Afinal, preconceitos e discriminação são frutos da estupidez... e da ignorância. E eu acreditava, e acreditei sempre, que só havia um caminho a seguir no futuro, e que era o dos estudos, do desenvolvimento tecnológico e econômico, do crescimento e do conhecimento. Por isso, ao chegar à idade madura, é tão desconcertante concluir que caminhamos todos esses anos, como nação, na contramão daqueles sonhos e projetos.
O desenvolvimento tecnológico e o econômico existem, mas são apenas relativos, nada de realmente substancial. Mas continuamos também relativamente ignorantes e incultos, e agora caminhamos a passos largos no caminho de novos preconceitos e discriminações. ´Se não temos inimigos, combatamos moinhos de vento”. E então, quando menos esperamos, nos vemos reféns de um jogo político baseado em alimentar todo o tipo de discriminação.
O jurista Ives Gandra Martins escreveu, há poucos dias, um artigo sob o título: “Você é branco? Então cuidado!...” onde dizia: “Hoje, tenho a impressão de que o cidadão comum e branco é agressivamente discriminado pelas autoridades, a favor de outros cidadãos, desde que sejam indios, afrodescendentes, homossexuais ou se declarem pertencentes a minorias submetidas a possíveis preconceitos”.
A política de cotas no ensino superior foi a primeira, de uma lista de absurdos, ou como analisa o professor Gandra, “se um branco, um índio ou um afrodescendente tiverem a mesma nota em um vestibular, pouco acima da linha de corte para ingresso nas universidades, e as vagas forem limitadas, o branco será excluído de imediato em favor de um deles. Em igualdade de condições, o branco é um cidadão inferior e deve ser discriminado, apesar da Lei Maior.”
A questão da demarcação de terras indígenas também descambou para a ilegalidade, pois enquanto o artigo 231 da Constituição reserva a eles o direito às terras que ocupassem até 5 de outubro de 1988, lei infraconstitucional posterior deu-lhes o direito à terras que ocuparam no passado. Como comenta o jurista, “meio milhão de índios brasileiros – não contando os argentinos, bolivianos, paraguaios e uruguaios que pretendem ser beneficiados também – passaram a ser donos de 15% do território nacional, enquanto outros 183 milhões de habitantes dispõem dos demais 85%. Nessa exegese equivocada da Lei Suprema, todos os brasileiros não índios foram discriminados”.
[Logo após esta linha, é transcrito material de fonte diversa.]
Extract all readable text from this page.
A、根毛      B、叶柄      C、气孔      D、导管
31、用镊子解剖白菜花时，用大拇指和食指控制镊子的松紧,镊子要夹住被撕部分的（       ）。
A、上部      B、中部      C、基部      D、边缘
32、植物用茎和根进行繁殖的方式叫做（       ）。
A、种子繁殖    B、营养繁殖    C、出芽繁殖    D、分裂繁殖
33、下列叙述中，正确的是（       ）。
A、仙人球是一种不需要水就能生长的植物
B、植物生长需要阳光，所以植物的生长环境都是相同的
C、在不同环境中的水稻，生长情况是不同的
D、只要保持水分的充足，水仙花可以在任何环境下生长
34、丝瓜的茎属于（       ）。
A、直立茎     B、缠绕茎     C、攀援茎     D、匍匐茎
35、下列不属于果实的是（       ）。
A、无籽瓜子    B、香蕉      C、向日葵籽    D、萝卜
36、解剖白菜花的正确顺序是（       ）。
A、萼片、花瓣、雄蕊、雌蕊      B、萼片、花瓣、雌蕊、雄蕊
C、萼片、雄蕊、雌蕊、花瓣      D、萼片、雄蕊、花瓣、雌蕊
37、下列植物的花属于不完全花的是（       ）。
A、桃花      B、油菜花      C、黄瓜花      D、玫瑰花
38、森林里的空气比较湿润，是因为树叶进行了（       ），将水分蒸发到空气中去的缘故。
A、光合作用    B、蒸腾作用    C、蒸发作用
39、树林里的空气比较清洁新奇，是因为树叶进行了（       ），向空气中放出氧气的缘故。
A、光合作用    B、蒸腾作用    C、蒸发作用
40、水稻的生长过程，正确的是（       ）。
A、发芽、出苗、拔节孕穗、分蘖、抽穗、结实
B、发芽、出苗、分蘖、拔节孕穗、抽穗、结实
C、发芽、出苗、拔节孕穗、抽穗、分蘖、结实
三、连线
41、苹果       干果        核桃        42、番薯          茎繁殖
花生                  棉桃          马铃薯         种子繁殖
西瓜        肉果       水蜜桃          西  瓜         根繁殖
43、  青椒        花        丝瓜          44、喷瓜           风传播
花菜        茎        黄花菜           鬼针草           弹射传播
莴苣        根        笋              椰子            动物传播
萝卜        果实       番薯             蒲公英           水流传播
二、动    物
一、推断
A lista de absurdos é imensa, e passa por questões como a dos “quilombolas” beneficiados por lei que discrimina todos os demais cidadãos que não se enquadrem nesse conceito, a dos “homossexuais” que receberam verbas publicas para promover um congresso (discriminando assim todos os heterossexuais), legitimando invasões de terra quando a maioria dos trabalhadores têm que trabalhar muito para ter sua casa própria, e finalmente premiando com pensões milionárias minorias de pretensos prejudicados pela ditadura militar enquanto a maioria dos realmente prejudicados nunca recebeu nada...
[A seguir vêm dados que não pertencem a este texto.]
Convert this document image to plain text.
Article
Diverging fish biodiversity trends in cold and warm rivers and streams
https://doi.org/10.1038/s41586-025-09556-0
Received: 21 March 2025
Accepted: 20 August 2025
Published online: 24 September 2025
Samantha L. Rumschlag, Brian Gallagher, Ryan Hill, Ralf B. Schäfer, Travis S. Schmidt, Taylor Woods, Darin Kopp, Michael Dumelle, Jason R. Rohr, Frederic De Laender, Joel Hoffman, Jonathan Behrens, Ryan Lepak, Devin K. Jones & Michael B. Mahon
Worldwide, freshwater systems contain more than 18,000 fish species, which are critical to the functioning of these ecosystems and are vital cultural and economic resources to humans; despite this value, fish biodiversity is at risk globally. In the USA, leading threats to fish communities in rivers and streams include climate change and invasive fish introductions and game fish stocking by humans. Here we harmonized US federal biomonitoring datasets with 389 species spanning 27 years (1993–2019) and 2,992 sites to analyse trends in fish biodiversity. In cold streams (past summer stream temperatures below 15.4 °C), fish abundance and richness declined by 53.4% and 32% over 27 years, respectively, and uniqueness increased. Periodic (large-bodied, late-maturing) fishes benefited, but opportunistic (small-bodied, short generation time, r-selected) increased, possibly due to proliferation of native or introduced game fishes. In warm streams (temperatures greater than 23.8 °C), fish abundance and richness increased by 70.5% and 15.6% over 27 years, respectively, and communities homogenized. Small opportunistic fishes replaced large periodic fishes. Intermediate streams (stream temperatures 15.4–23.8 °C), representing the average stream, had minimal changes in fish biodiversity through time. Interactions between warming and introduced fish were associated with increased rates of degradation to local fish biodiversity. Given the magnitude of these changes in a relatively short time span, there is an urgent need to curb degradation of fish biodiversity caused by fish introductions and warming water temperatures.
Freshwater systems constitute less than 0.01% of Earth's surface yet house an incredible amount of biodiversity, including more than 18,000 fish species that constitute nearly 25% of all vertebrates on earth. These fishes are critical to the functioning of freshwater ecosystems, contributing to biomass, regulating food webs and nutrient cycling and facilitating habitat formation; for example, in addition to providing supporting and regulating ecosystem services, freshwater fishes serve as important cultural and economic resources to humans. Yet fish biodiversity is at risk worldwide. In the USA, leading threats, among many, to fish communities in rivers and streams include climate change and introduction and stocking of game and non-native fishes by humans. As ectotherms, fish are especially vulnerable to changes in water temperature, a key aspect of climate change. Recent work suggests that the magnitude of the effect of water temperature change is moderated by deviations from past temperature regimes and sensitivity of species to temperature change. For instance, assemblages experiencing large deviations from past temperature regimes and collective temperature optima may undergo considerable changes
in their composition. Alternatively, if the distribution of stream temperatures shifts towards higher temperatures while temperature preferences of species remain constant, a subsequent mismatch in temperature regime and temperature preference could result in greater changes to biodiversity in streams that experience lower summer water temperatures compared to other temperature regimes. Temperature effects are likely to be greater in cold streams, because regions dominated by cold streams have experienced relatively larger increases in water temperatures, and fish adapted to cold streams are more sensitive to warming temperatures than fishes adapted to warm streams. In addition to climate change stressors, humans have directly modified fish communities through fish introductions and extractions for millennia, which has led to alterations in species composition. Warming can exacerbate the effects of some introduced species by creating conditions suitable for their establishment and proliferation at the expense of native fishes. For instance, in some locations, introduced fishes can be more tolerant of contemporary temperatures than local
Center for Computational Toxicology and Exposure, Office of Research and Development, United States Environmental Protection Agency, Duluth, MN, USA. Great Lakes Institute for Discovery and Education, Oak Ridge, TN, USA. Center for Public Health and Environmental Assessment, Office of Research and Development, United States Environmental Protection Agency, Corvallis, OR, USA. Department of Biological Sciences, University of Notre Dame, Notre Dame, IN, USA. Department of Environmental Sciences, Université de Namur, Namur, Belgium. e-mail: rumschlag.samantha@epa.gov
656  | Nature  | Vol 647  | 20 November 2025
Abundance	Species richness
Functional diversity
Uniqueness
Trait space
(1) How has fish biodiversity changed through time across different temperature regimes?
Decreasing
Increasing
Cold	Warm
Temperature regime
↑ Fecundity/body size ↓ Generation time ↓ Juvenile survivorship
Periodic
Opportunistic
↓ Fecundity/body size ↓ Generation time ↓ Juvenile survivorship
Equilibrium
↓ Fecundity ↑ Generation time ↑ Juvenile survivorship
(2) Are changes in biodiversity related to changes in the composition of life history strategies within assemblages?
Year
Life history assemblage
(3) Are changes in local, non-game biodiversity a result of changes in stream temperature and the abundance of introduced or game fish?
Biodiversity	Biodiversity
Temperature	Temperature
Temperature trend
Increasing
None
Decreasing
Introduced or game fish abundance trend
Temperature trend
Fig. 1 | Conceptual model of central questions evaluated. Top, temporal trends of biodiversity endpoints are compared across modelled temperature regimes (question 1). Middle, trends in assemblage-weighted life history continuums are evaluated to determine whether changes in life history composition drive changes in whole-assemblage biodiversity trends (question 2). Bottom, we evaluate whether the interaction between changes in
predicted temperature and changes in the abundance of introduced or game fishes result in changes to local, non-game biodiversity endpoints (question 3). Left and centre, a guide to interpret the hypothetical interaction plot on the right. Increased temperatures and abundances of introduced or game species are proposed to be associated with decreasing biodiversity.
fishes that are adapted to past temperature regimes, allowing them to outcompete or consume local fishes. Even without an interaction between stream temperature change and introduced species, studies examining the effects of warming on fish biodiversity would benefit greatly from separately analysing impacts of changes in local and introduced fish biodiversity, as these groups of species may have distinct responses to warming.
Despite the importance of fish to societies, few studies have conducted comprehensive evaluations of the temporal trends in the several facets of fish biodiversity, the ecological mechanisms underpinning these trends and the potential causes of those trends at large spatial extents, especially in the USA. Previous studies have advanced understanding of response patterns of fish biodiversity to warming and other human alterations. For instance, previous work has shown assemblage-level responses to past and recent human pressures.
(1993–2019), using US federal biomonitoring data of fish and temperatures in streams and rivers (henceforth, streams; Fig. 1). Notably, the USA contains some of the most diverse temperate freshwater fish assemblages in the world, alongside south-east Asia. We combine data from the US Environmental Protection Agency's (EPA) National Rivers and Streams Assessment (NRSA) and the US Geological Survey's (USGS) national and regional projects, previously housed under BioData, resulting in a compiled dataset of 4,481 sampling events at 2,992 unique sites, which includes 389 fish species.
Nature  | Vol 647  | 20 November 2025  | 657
Ao invés de promover a união, de ressaltar o orgulho nacional de um povo que sempre foi aberto a todas as raças, nosso governo parece mais interessado em promover todo o tipo de discriminação, dividindo-nos e contaminando o conceito de democracia. Se isso não é estupidez, deve ser de péssimas, misteriosas, não reveladas intenções.